Identifying the Effect of Celastrol Against Ovarian Cancer With Network Pharmacology and In Vitro Experiments

Xuan Wang; Qiong Liu; Sisi Wu; Nana Xu; Hua Li; Aihua Feng

doi:10.3389/fphar.2022.739478

Identifying the Effect of Celastrol Against Ovarian Cancer With Network Pharmacology and In Vitro Experiments

Front Pharmacol. 2022 Mar 18:13:739478. doi: 10.3389/fphar.2022.739478. eCollection 2022.

Authors

Xuan Wang¹, Qiong Liu¹, Sisi Wu¹, Nana Xu¹, Hua Li¹, Aihua Feng¹

Affiliation

¹ Yichang Central People's Hospital, The First Clinical Medical College of Three Gorges University, Yichang, China.

Abstract

Aim: We aimed to reveal the function of celastrol in the treatment of ovarian cancer using network pharmacology and molecular docking.
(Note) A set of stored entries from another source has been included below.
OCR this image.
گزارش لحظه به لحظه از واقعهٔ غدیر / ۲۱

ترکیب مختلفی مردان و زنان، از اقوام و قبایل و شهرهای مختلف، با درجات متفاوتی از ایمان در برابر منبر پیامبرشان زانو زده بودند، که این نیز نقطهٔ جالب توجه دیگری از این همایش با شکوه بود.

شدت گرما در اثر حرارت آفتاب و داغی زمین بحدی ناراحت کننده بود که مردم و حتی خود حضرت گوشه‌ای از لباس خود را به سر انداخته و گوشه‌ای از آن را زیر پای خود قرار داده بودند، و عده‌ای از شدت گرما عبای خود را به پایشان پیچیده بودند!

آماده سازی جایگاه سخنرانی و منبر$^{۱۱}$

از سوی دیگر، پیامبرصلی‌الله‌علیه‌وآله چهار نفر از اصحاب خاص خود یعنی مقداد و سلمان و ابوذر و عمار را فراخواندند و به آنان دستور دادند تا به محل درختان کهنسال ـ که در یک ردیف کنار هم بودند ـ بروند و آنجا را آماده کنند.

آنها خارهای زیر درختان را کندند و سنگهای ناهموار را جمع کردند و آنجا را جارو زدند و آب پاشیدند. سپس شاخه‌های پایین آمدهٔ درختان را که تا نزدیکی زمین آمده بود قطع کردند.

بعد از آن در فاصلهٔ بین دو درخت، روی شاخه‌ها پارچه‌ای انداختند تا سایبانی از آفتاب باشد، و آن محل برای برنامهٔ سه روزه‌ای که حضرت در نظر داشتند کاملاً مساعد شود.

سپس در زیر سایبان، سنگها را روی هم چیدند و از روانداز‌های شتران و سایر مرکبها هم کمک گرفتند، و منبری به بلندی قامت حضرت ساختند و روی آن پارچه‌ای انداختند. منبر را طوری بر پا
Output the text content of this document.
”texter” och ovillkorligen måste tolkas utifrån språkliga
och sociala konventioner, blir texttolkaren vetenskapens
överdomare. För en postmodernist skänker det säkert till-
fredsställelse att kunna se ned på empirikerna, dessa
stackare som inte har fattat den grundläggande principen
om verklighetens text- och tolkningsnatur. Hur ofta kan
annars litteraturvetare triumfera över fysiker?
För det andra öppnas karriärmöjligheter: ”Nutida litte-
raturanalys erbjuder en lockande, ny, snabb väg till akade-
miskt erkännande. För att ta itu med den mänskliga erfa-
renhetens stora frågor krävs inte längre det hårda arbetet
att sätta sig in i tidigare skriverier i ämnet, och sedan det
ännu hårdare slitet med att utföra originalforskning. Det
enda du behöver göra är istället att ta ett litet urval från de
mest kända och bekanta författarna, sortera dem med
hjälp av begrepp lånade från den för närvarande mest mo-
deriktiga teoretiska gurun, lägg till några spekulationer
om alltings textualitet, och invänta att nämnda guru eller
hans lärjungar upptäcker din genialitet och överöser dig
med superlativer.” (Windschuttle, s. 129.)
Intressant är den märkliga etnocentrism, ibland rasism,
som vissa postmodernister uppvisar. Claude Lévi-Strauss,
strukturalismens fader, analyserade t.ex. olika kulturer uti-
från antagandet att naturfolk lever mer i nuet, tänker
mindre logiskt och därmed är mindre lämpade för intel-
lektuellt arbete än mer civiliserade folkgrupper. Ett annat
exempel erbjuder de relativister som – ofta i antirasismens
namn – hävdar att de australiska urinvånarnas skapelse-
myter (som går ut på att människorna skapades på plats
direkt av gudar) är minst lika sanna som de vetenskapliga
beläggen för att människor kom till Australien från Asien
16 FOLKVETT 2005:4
Background: Ovarian cancer is a growth of cells that forms in the ovaries. Celastrol is a useful bioactive compound derived from the root of the thunder god vine. Method: Celastrol and ovarian cancer targets were determined by analyzing datasets. Protein-protein interaction (PPI) networks were obtained with network pharmacology. Then, Gene Ontology (GO) and Kyoto Encyclopedia of Genes and Genomes (KEGG) analyses were performed. Molecular docking using SWISS-MODEL, CB-Dock and Discovery Studio was conducted. A methylthiazolyltetrazolium bromide (MTT) assay was performed to evaluate cell proliferation. Cell apoptosis and cell cycle were measured with a fluorescence assay. Reverse transcription PCR (RT-PCR) and Western blot were performed to measure the expression of core targets. Result: Celastrol possessed 29 potential targets, while ovarian cancer possessed 471 potential targets. The core PPI network contained 163 nodes and 4,483 edges. The biological processes identified in the GO analysis indicated that the targets were related with the cellular response to DNA damage stimulus, DNA recombination, and cell proliferation, among other processes. The KEGG analysis indicated that the pathways were related with the cell cycle, viral carcinogenesis, and MAPK signaling pathway, among others. The three core targets shared between the core PPI network and celastrol targets were MYC, CDC37, and FN1. Celastrol directly combined with the targets according to the results from CB-Dock and Discovery Studio. Celastrol inhibited ovarian cancer cell proliferation and promoted ovarian cancer cell apoptosis in a dose-dependent manner. RT-PCR and Western blot analyses showed that celastrol inhibited core target expression. In addition, celastrol also influenced the related inflammatory signaling pathways in ovarian cancer cells. Conclusion: Celastrol exerts effective antitumor activity toward ovarian cancer. Celastrol regulated cell proliferation, DNA repair and replication, apoptotic processes, and inflammatory responses in ovarian cancer cells.

Keywords: celastrol; inflammatory responses; molecular docking; network pharmacology; ovarian cancer.